For decades before that I had always kept cash on hand, partly due to the lingering influence of my Scottish grandparents plus my general disdain of credit as a way of financing life’s desires.

In any event, as I rummaged through my possessions. hoping I’d locate a secret stash of dollar bills for the tooth fairy, I came instead upon an old wooden box crafted by my great grandfather in Scotland in the 1880s.

My grandfather had given it to me when I was a boy and I’d used it to save old coins people gave me as payment for their newspaper subscriptions in my years working as a paperboy.

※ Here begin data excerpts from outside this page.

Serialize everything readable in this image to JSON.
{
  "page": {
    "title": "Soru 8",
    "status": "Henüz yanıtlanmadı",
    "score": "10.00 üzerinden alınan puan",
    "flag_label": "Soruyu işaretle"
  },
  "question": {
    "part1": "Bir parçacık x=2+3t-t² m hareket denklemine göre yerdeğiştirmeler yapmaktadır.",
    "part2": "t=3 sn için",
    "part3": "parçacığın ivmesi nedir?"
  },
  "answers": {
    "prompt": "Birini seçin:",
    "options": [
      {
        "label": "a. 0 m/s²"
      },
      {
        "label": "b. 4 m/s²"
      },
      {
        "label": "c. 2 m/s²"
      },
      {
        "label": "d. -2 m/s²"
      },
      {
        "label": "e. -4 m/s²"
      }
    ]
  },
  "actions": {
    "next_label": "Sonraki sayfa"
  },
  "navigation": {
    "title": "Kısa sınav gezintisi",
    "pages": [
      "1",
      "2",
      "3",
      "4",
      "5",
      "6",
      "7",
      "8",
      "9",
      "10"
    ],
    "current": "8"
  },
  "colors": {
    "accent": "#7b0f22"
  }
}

Inside it were nickels with buffalos and dimes with the Statue of Liberty and aluminum pennies from World War Two. There were old fashioned quarters and silver dollars from the 1920s — coins almost never seen now but still common in my youth. They constituted by boyhood treasure.

Then I spied several folded up bills at the bottom of the box. These turned out to be Francs and Reichsmarks from the 1940s. They were collected by my father at the end of the war when he was in Europe for the one and only time in his life.

As I was fingering these old wrinkled bills, I was struck by how often the tiny things we rediscover later in life unlock memories.

Those bills were once my Dad’s. I recall his stories of postwar life in Europe, as well as his old uniform I’d dress up in at a vastly simpler time of my life.

Maybe I even miss the days when the tooth fairy came for me.

Oh yeah — the tooth fairy! I almost forgot. As it turned out, my old money was not needed this time around because some spare change turned up elsewhere in the house, giving this present-day story its own happy ending.